Arabella Jane Sullivan (1 May 1796 – 27 January 1839) was a British writer.

==Biography==
Arabella Jane Wilmot was born on the 1 May 1796 in Great Britain to Valentine Henry Wilmot (c. 1764–1819), an officer in the Foot Guards, and Barbarina Wilmot (née Ogle; later Barbarina Brand, Lady Dacre), a poet, playwright and translator. On 20 June 1796 Sullivan was baptised at St Marylebone Parish Church.

She wrote Recollections of a Chaperon (1831) and Tales of the Peerage and Peasantry (1835), both collections of stories credited to her mother, but were written by her and only edited by her mother.

==Personal life==
On 3 January 1821, Sullivan married The Rev Frederick Sullivan, a cricketer and vicar of Kimpton, Hertfordshire.

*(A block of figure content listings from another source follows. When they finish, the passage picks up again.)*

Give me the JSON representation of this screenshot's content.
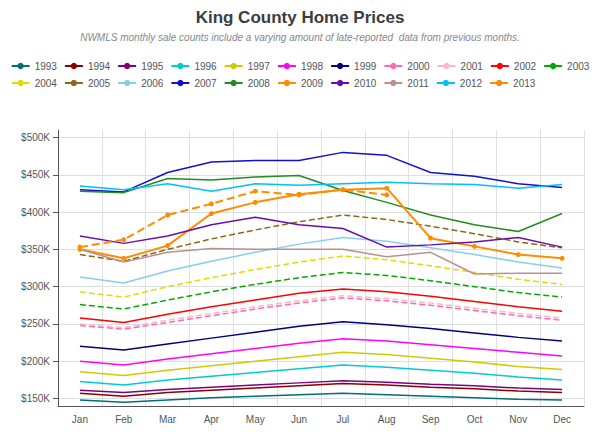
{
  "chart_data": {
    "type": "line",
    "title": "King County Home Prices",
    "subtitle": "NWMLS monthly sale counts include a varying amount of late-reported  data from previous months.",
    "categories": [
      "Jan",
      "Feb",
      "Mar",
      "Apr",
      "May",
      "Jun",
      "Jul",
      "Aug",
      "Sep",
      "Oct",
      "Nov",
      "Dec"
    ],
    "series": [
      {
        "name": "1993",
        "color": "#007070",
        "line_style": "solid",
        "values": [
          148000,
          145000,
          148000,
          151000,
          153000,
          155000,
          157000,
          155000,
          153000,
          151000,
          149000,
          148000
        ]
      },
      {
        "name": "1994",
        "color": "#8B0000",
        "line_style": "solid",
        "values": [
          157000,
          153000,
          158000,
          161000,
          164000,
          167000,
          170000,
          168000,
          165000,
          163000,
          160000,
          158000
        ]
      },
      {
        "name": "1995",
        "color": "#800080",
        "line_style": "solid",
        "values": [
          161000,
          158000,
          162000,
          165000,
          168000,
          171000,
          174000,
          172000,
          169000,
          167000,
          164000,
          162000
        ]
      },
      {
        "name": "1996",
        "color": "#00CCCC",
        "line_style": "solid",
        "values": [
          173000,
          168000,
          175000,
          180000,
          185000,
          190000,
          195000,
          192000,
          188000,
          184000,
          179000,
          175000
        ]
      },
      {
        "name": "1997",
        "color": "#CCCC00",
        "line_style": "solid",
        "values": [
          186000,
          181000,
          188000,
          194000,
          200000,
          206000,
          212000,
          209000,
          204000,
          199000,
          193000,
          189000
        ]
      },
      {
        "name": "1998",
        "color": "#FF00FF",
        "line_style": "solid",
        "values": [
          200000,
          195000,
          203000,
          210000,
          217000,
          224000,
          230000,
          227000,
          222000,
          217000,
          212000,
          207000
        ]
      },
      {
        "name": "1999",
        "color": "#000080",
        "line_style": "solid",
        "values": [
          220000,
          215000,
          223000,
          231000,
          239000,
          247000,
          253000,
          249000,
          244000,
          238000,
          232000,
          227000
        ]
      },
      {
        "name": "2000",
        "color": "#FF69B4",
        "line_style": "dashed",
        "values": [
          248000,
          243000,
          252000,
          261000,
          270000,
          278000,
          285000,
          281000,
          275000,
          268000,
          261000,
          255000
        ]
      },
      {
        "name": "2001",
        "color": "#FFB6C1",
        "line_style": "dashed",
        "values": [
          250000,
          245000,
          255000,
          264000,
          273000,
          281000,
          288000,
          284000,
          278000,
          271000,
          264000,
          258000
        ]
      },
      {
        "name": "2002",
        "color": "#FF0000",
        "line_style": "solid",
        "values": [
          258000,
          252000,
          263000,
          273000,
          282000,
          291000,
          297000,
          293000,
          287000,
          280000,
          273000,
          267000
        ]
      },
      {
        "name": "2003",
        "color": "#00AA00",
        "line_style": "dashed",
        "values": [
          276000,
          270000,
          282000,
          293000,
          303000,
          312000,
          319000,
          315000,
          308000,
          300000,
          292000,
          286000
        ]
      },
      {
        "name": "2004",
        "color": "#DDDD00",
        "line_style": "dashed",
        "values": [
          293000,
          286000,
          300000,
          312000,
          323000,
          333000,
          341000,
          336000,
          328000,
          319000,
          310000,
          303000
        ]
      },
      {
        "name": "2005",
        "color": "#8B6914",
        "line_style": "dashed",
        "values": [
          343000,
          334000,
          350000,
          364000,
          376000,
          387000,
          396000,
          390000,
          381000,
          371000,
          360000,
          352000
        ]
      },
      {
        "name": "2006",
        "color": "#87CEEB",
        "line_style": "solid",
        "values": [
          313000,
          305000,
          321000,
          334000,
          346000,
          357000,
          366000,
          361000,
          352000,
          343000,
          333000,
          325000
        ]
      },
      {
        "name": "2007",
        "color": "#1111CC",
        "line_style": "solid",
        "values": [
          430000,
          427000,
          453000,
          467000,
          469000,
          469000,
          480000,
          476000,
          453000,
          448000,
          438000,
          433000
        ]
      },
      {
        "name": "2008",
        "color": "#228B22",
        "line_style": "solid",
        "values": [
          428000,
          426000,
          445000,
          443000,
          447000,
          449000,
          429000,
          413000,
          396000,
          383000,
          374000,
          398000
        ]
      },
      {
        "name": "2009",
        "color": "#FF8C00",
        "line_style": "solid",
        "marker": "circle",
        "values": [
          350000,
          338000,
          355000,
          398000,
          413000,
          424000,
          430000,
          432000,
          365000,
          354000,
          343000,
          338000
        ]
      },
      {
        "name": "2010",
        "color": "#6A0DAD",
        "line_style": "solid",
        "values": [
          368000,
          358000,
          368000,
          383000,
          393000,
          383000,
          378000,
          353000,
          356000,
          360000,
          366000,
          353000
        ]
      },
      {
        "name": "2011",
        "color": "#BC8F8F",
        "line_style": "solid",
        "values": [
          350000,
          333000,
          346000,
          351000,
          350000,
          350000,
          350000,
          340000,
          346000,
          317000,
          318000,
          318000
        ]
      },
      {
        "name": "2012",
        "color": "#00BFFF",
        "line_style": "solid",
        "values": [
          435000,
          430000,
          438000,
          428000,
          438000,
          436000,
          438000,
          440000,
          438000,
          437000,
          432000,
          437000
        ]
      },
      {
        "name": "2013",
        "color": "#FF8C00",
        "line_style": "dashed",
        "marker": "circle",
        "values": [
          353000,
          363000,
          396000,
          411000,
          428000,
          423000,
          430000,
          423000,
          null,
          null,
          null,
          null
        ]
      }
    ],
    "ylim": [
      140000,
      510000
    ],
    "yticks": [
      {
        "value": 150000,
        "label": "$150K"
      },
      {
        "value": 200000,
        "label": "$200K"
      },
      {
        "value": 250000,
        "label": "$250K"
      },
      {
        "value": 300000,
        "label": "$300K"
      },
      {
        "value": 350000,
        "label": "$350K"
      },
      {
        "value": 400000,
        "label": "$400K"
      },
      {
        "value": 450000,
        "label": "$450K"
      },
      {
        "value": 500000,
        "label": "$500K"
      }
    ],
    "grid": true,
    "legend": "top"
  }
}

Sullivan had three children, including the writer Barbarina Charlotte, Lady Grey and Sir Francis Sullivan, 6th Baronet, a Royal Navy officer. Sullivan was the daughter-in-law of Sir Richard Sullivan, 1st Baronet, and the mother-in-law of Sir Frederick Grey.

On 1 March 1839, Sullivan died in Hertfordshire.